Among the various texts Byatt has given Roland and Maud and the reader to wander in looking for clues are some 1,700 lines of verse. Byatt can imitate Browning's blank verse when she writes under the name of Ash, and Christina Rosseti and Emily Dickinson when she writes under the name of LaMotte. Readers of this novel may find themselves reading poetry, fable, diaries, and letters (sent, unsent, or returned unopened) as if to emphasize the breadth of the marvelous activity we call reading.

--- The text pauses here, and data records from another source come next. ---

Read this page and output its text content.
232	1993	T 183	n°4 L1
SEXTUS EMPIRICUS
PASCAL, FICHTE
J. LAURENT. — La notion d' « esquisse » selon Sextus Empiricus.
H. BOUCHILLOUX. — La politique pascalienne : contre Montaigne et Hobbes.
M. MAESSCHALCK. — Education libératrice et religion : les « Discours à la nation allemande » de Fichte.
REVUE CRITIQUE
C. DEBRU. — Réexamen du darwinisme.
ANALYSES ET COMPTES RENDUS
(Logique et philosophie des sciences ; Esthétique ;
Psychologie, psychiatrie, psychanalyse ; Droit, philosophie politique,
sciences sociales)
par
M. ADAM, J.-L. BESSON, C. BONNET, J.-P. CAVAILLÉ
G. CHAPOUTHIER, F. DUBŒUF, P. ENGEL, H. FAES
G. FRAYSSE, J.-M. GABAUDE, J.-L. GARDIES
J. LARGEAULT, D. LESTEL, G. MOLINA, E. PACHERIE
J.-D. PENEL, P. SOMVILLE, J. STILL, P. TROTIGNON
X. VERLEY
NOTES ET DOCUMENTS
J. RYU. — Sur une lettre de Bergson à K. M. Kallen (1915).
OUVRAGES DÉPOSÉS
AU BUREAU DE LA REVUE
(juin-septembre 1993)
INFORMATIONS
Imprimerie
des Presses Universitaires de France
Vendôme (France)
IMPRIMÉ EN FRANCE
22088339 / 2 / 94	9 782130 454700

Byatt raises a number of questions: Do we really want to know all about our favorite writers? Does biography provide real insights into what we care about most in books? Toward the end of the novel, we read of Roland: ``The pursuit of the letters had distanced him from Ash as they had come closer to Ash's life. In the days of his innocence Roland had been not a hunter but a reader....''

In one of the recovered letters, Ash had written to his wife Ellen about his recent work: "... it is all most violently interesting, dear Ellen, an account of the human mind imagining and inventing a human story to account for the great and beautiful and terrible limiting facts of - existence - ...''

In one of her fairy tales, Christabel says to the reader: "But you must know now, that it turned out as it must turn out, must you not? Such is the power of necessity in tales.''

In the end, Maud and Roland break the mesmerism (one of the possessions explored in the novel) that makes Roland think "partly with precise postmodernist pleasure, and partly with a real element of superstitious dread, that he and Maud were being driven by a plot or fate that seemed, at least possibly, to be not their plot or fate but that of those others'' in Ash's books.

The magic of this book about books springs from the fact that its reader comes to identify with Roland and Maud. This postmodern romance tells us much about why we read romances.

While her earlier novels seemed sometimes swamped by their literary baggage, something in "Possession'' makes the literary hocus-pocus genuinely fascinating, even inspiring.

Shrewd, even cutting in its satire about how literary values become as obsessive as romantic love, in the end, "Possession'' celebrates the variety of ways the books we possess come to possess us as readers.

What reader has not felt shadowed, even haunted by the book he or she is reading at the time? Is it going to be life or art in your life? In helping readers to become self-conscious of just what they do when they read, Byatt has not only written a spellbinding romantic novel, she has helped us understand why as readers we wouldn't have it any other way.

Brilliantly put together, warm, witty and wise, "Possession'' deserves its laurels - it won not only the Booker prize but also the 22,500 ($45,000) Irish Times Aer Lingus award - and more: It deserves readers galore.

Thomas D'Evelyn is a former Monitor book editor.